En cas d'adoption, les parents adoptifs peuvent attribuer un nouveau nom à leur enfant. Mais quel impact ce prénom occidental a-t-il sur l'image de soi ?

En Belgique, je m'appelle Miranda Aerts. Au Rwanda, mon nom est Ntirandekura, et ma date de naissance est fixée à « 1984 », sans précision de mois ou de jour. Cela génère d'innombrables erreurs informatiques. Pire, je dois sans cesse expliquer pourquoi mon nom « ne correspond pas » à mon apparence, et les regards suspicieux lors des contrôles de voyage font partie de mon quotidien.

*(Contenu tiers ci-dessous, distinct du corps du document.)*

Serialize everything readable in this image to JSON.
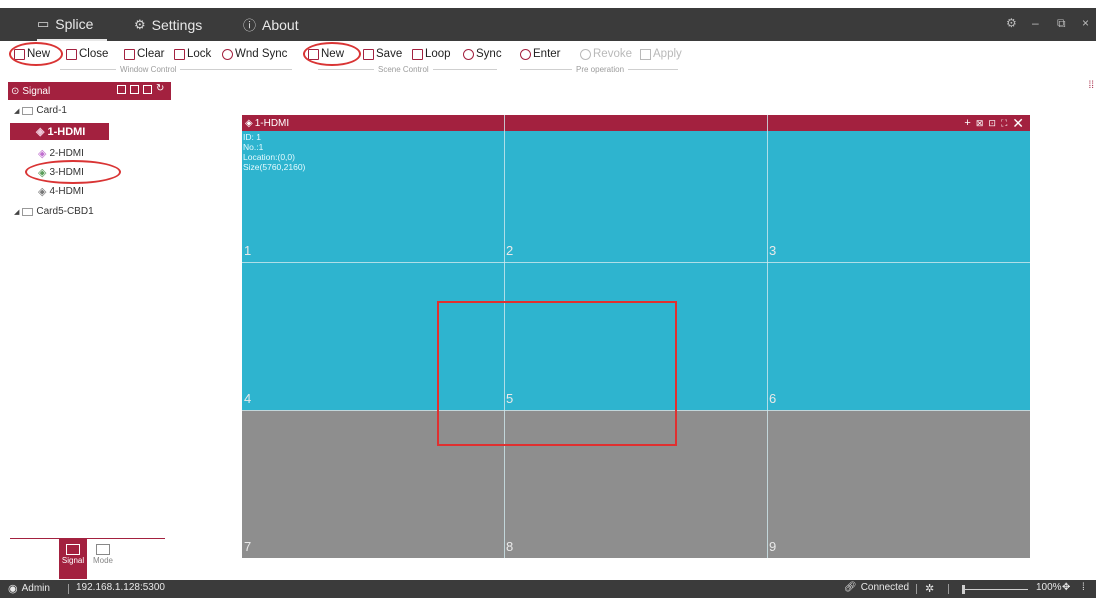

Je n'ai pas souffert de graves crises d'identité, mais je comprends que certains le vivent pour moins que cela.

Essayez d'expliquer aux autorités que vous êtes une seule personne avec deux noms différents.

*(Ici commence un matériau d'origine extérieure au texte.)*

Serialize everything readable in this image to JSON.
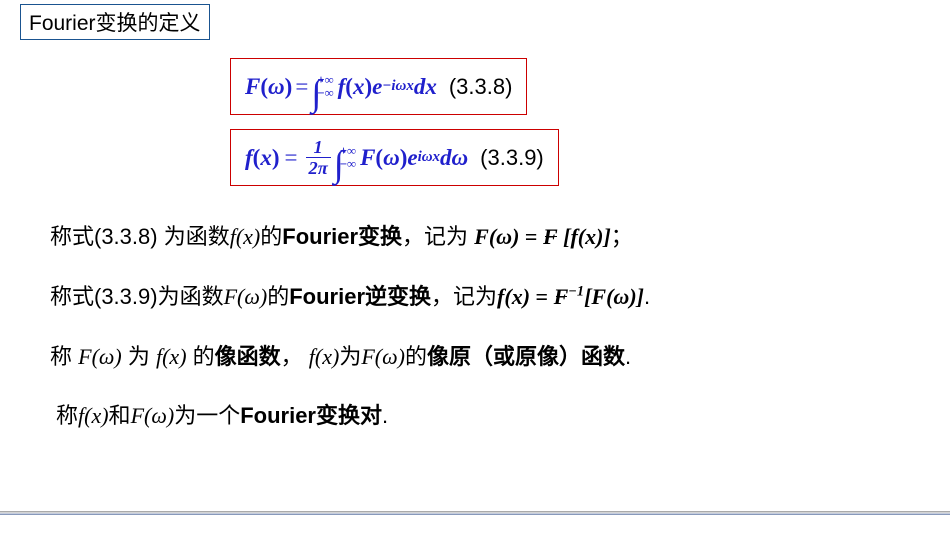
{
  "title": "Fourier变换的定义",
  "eq1_num": "(3.3.8)",
  "eq2_num": "(3.3.9)",
  "line1": {
    "t1": "称式(3.3.8) 为函数",
    "t2": "的",
    "t3": "Fourier变换",
    "t4": "，记为 ",
    "t5": "；"
  },
  "line2": {
    "t1": "称式(3.3.9)为函数",
    "t2": "的",
    "t3": "Fourier逆变换",
    "t4": "，记为",
    "t5": "."
  },
  "line3": {
    "t1": "称 ",
    "t2": " 为 ",
    "t3": " 的",
    "t4": "像函数",
    "t5": "， ",
    "t6": "为",
    "t7": "的",
    "t8": "像原（或原像）函数",
    "t9": "."
  },
  "line4": {
    "t1": "称",
    "t2": "和",
    "t3": "为一个",
    "t4": "Fourier变换对",
    "t5": "."
  },
  "sym": {
    "fx": "f(x)",
    "Fw": "F(ω)",
    "Fw_b": "F(ω)",
    "fx_b": "f(x)",
    "eq": " = ",
    "minus1": "−1"
  }
}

Ces complications découlent d'une adoption non reconnue ni enregistrée au Rwanda. De plus, seule l'année de naissance était notée, alors que le mois et le jour étaient connus.

En tant qu'adopté, l'insouciance d'autrui vous laisse souvent avec deux identités conflictuelles, créant des défis émotionnels et administratifs. Sur le plan psychologique : insécurité, peur de l'échec, sentiment d'appartenir nulle part. Sur le plan pratique : difficultés pour s'établir dans le pays d'origine avec sa famille, car les enfants ne sont liés qu'à l'identité belge. Personnellement, obtenir un poste de psychologue clinicien au Rwanda a été ardu : connue là-bas comme Ntirandekura, mes diplômes belges portent Miranda Aerts. Expliquer à l'administration que vous êtes la même personne, sans choix ni antécédents douteux, est un parcours du combattant. La solution ? Une procédure de changement de nom au Rwanda.

Désormais, mon nom officiel est « Miranda Ntirandekura Aerts ». Ntirandekura porte une double signification : espoir et tragédie, traduisible par « Dieu ne m'a pas encore abandonné ». Je porte le nom de mon père, né comme moi dans une période difficile, marquant notre arrivée comme un espoir. Au Rwanda, la tradition du Kwita Izina – nomination des enfants – réunit famille et amis pour proposer des noms symboliques. Souvent, c'est le père qui tranche. Les noms de famille ne sont pas fixes : chacun compose un ensemble unique riche en symbolisme.

De plus en plus de Belges changent de nom, y compris les adoptés.

Les parents choisissent le prénom de leur enfant, y compris les adoptifs en Belgique. Mais que révèle votre nom de votre identité ? Selon le psychologue social Raymond Smeets (ex-Université Radboud de Nimègue), une forte estime de soi influence inconsciemment les préférences pour les lettres ou significations de son nom, impactant choix professionnels, noms de conjoints ou adresses. Exemples : Hennie De Haan ou Mme De Backer de la boulangerie du coin.

Cependant, tous ne sont pas satisfaits de leur nom. En Belgique, les demandes de changement explosent : 4 624 en 2018, trois fois plus qu'en 2017. Motivations : meilleur ajustement ou simplification. Les immigrés optent souvent pour des noms occidentalisés pour s'intégrer.

Les adoptés inversent la tendance : leur nom occidental, imposé, ne résonne pas toujours. Certains en créent un nouveau, d'autres reclaim leur nom originel des parents biologiques.

Je m'en réjouis. Au XXIe siècle, il est absurde que des noms « blanchis » limitent les opportunités. Comme le disaient les Romains, Nomen est omen – le nom est un présage, confirmé par la science. Portons nos noms colorés avec fierté. Moi, c'est « MIRANDA NTIRANDEKURA », symbolisant « extraordinaire, tragédie et espoir » – pile mon histoire, mon parcours pro et ma vision du monde. « Aerts » reste, en discret.